Posté par francesca7 le 3 décembre 2014

 

Dans ELLE  6 AVRIL 1999

Journaliste : Olivia de Lamberterie

 images (1)

À propos de sa chevelure :
-Ma couleur naturelle est châtain. C’était fade. Je suis devenue rousse quand j’ai commencé à chanter parce que j’ai une peau de rousse. Il y a eu une erreur de la nature : j’aurais du naître rousse.

À propos de son physique :
-Je ne me supporte pas. Je me regarde peu, je ne vois jamais mes clips. C’est très douloureux. Je me trouve trop maigre, je rêve de prendre cinq kilos. 

À propos de se cacher sans cesse derrière des masques :
-Ces masques, c’est moi qui les choisis. Forcément, ils traduisent quelque chose. C’est difficile de trouver le mot juste. Je ne suis pas portée sur les confessions : je ne me livre pas parce que je ne sais pas. Je ne peux pas parler de moi. C’est douloureux, on peut en mourir. La psychanalyse, ça m’intéresse d’un point de vue intellectuel, mais je n’ai pas le temps et je ne suis pas sûre d’avoir envie de ce genre d’introspection. 

À propos de son enfance au Québec :
-Je n’ai aucun souvenir d’enfance. C’est comme un trou noir : rien. 

À propos de son goût pour la neige :
-Je ne me sens bien que dans le froid. Pendant longtemps, je ne supportais ni le soleil ni la chaleur.

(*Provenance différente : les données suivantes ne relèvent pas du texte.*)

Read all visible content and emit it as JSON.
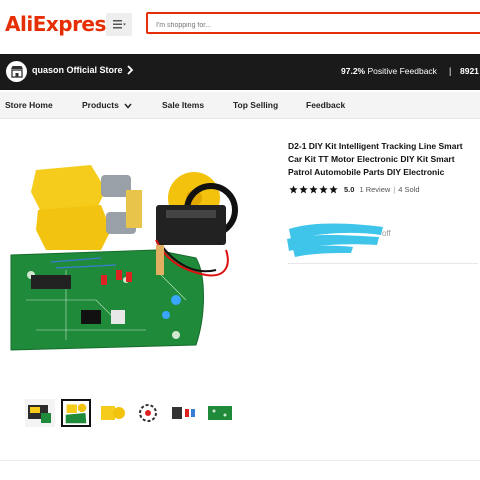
{
  "header": {
    "logo_text": "AliExpress",
    "logo_color": "#e62e04",
    "menu_icon": "hamburger-menu-icon",
    "search_placeholder": "I'm shopping for..."
  },
  "store": {
    "name": "quason Official Store",
    "positive_pct": "97.2%",
    "positive_label": "Positive Feedback",
    "divider": "|",
    "followers": "8921"
  },
  "nav": {
    "items": [
      "Store Home",
      "Products",
      "Sale Items",
      "Top Selling",
      "Feedback"
    ]
  },
  "product": {
    "title": "D2-1 DIY Kit Intelligent Tracking Line Smart Car Kit TT Motor Electronic DIY Kit Smart Patrol Automobile Parts DIY Electronic",
    "rating": "5.0",
    "reviews": "1 Review",
    "sep": "|",
    "sold": "4 Sold",
    "stars_filled": 5,
    "price_off_suffix": "off",
    "thumbnail_count": 6,
    "active_thumbnail": 2
  },
  "colors": {
    "accent": "#e62e04",
    "store_bar": "#1a1a1a",
    "redaction": "#3fc4ea",
    "pcb_green": "#1f8a3a",
    "motor_yellow": "#f5cc1b"
  }
}
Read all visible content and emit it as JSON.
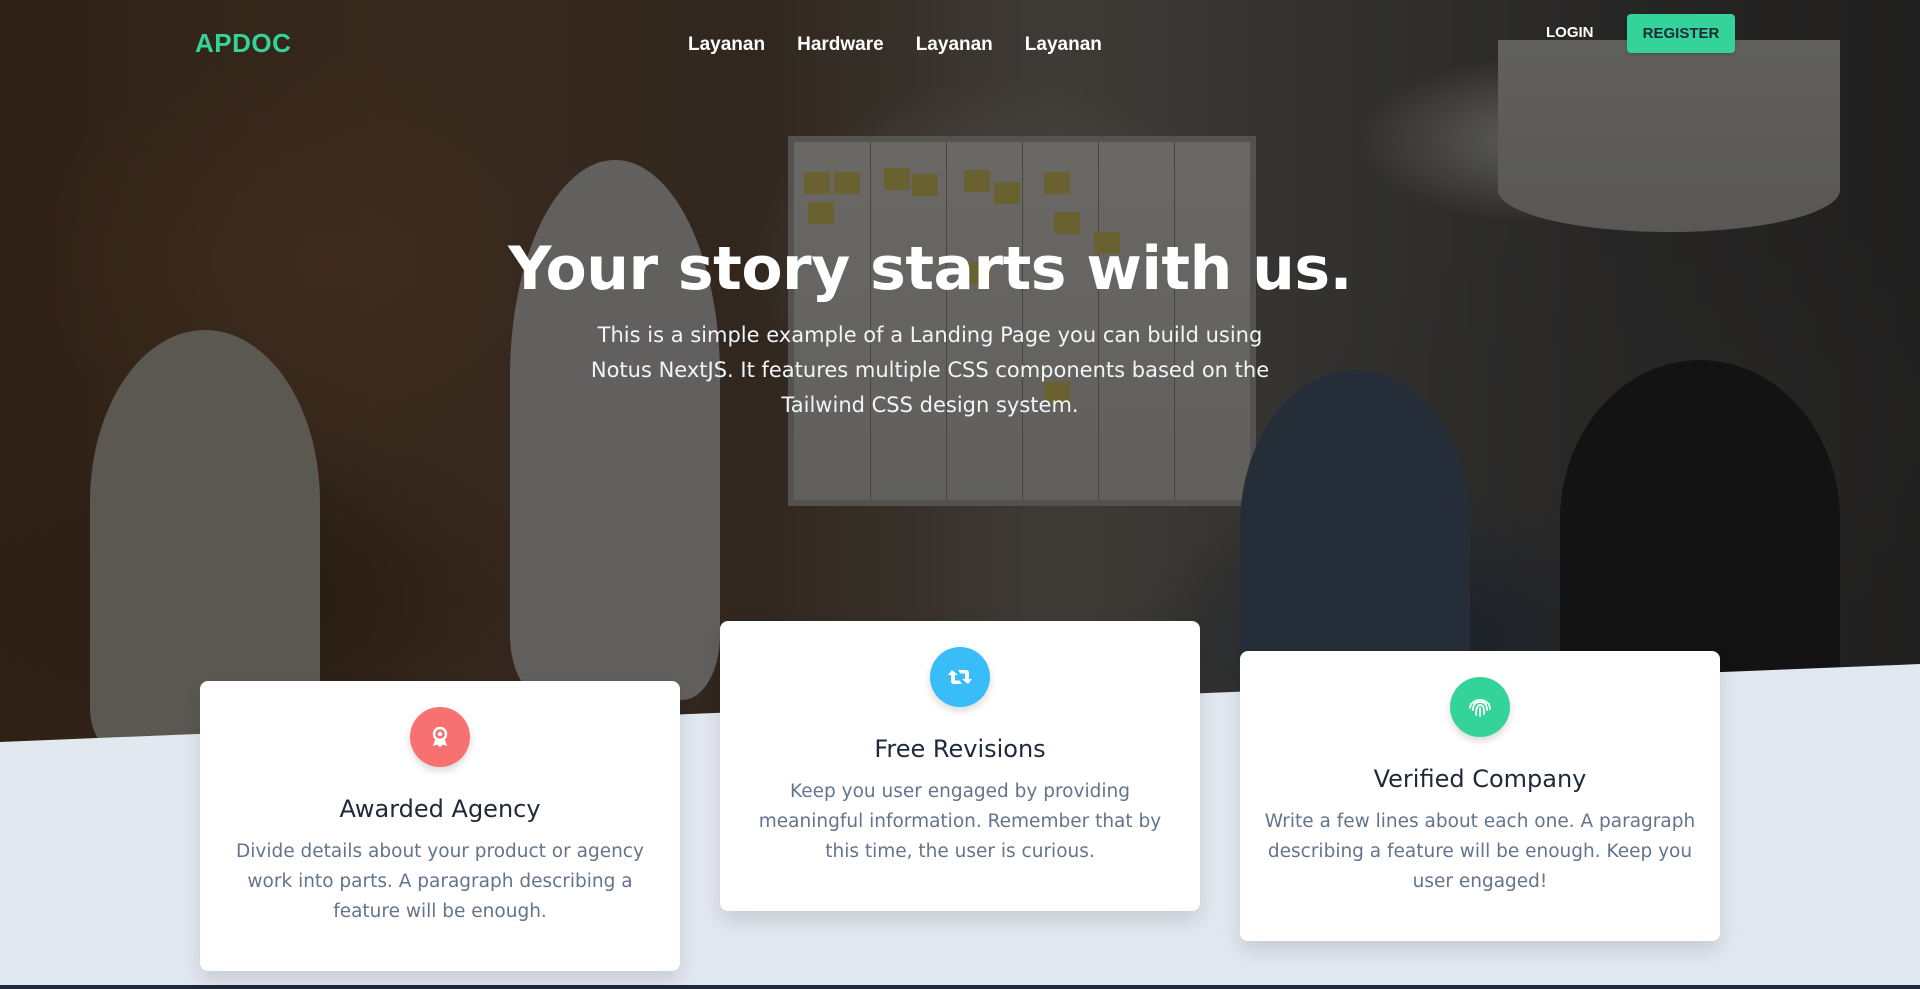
{
  "nav": {
    "brand": "APDOC",
    "links": [
      "Layanan",
      "Hardware",
      "Layanan",
      "Layanan"
    ],
    "login": "LOGIN",
    "register": "REGISTER"
  },
  "hero": {
    "title": "Your story starts with us.",
    "subtitle": "This is a simple example of a Landing Page you can build using Notus NextJS. It features multiple CSS components based on the Tailwind CSS design system."
  },
  "features": [
    {
      "icon": "award-icon",
      "icon_color": "#f87171",
      "title": "Awarded Agency",
      "text": "Divide details about your product or agency work into parts. A paragraph describing a feature will be enough."
    },
    {
      "icon": "retweet-icon",
      "icon_color": "#38bdf8",
      "title": "Free Revisions",
      "text": "Keep you user engaged by providing meaningful information. Remember that by this time, the user is curious."
    },
    {
      "icon": "fingerprint-icon",
      "icon_color": "#34d399",
      "title": "Verified Company",
      "text": "Write a few lines about each one. A paragraph describing a feature will be enough. Keep you user engaged!"
    }
  ],
  "colors": {
    "accent": "#34d399",
    "background": "#e2e8f0",
    "heading": "#1f2937",
    "body_text": "#64748b"
  }
}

Ca va mieux depuis que j’ai vécu un Californie. 

À propos de ses parents :
-Pardon, mais c’est mon seul territoire privé !

À propos de sa collaboration avec Laurent Boutonnat :
-Il compose, j’écris. Il s’agit d’une vraie collaboration artistique. Tout ce que je peux vous dire, c’est que je n’ai jamais fait quelque chose que je n’avais pas envie de faire. 

À propos du XVIIIe siècle mis en scène dans quelques clips :
-Je ne peux pas expliquer pourquoi mais je m’y sens bien. Je crois que je me sentirais mal dans toutes les époques, mais tout compte fait, c’est au XIXe siècle que j’aurais aimé vivre. Ne me demandez pas pourquoi !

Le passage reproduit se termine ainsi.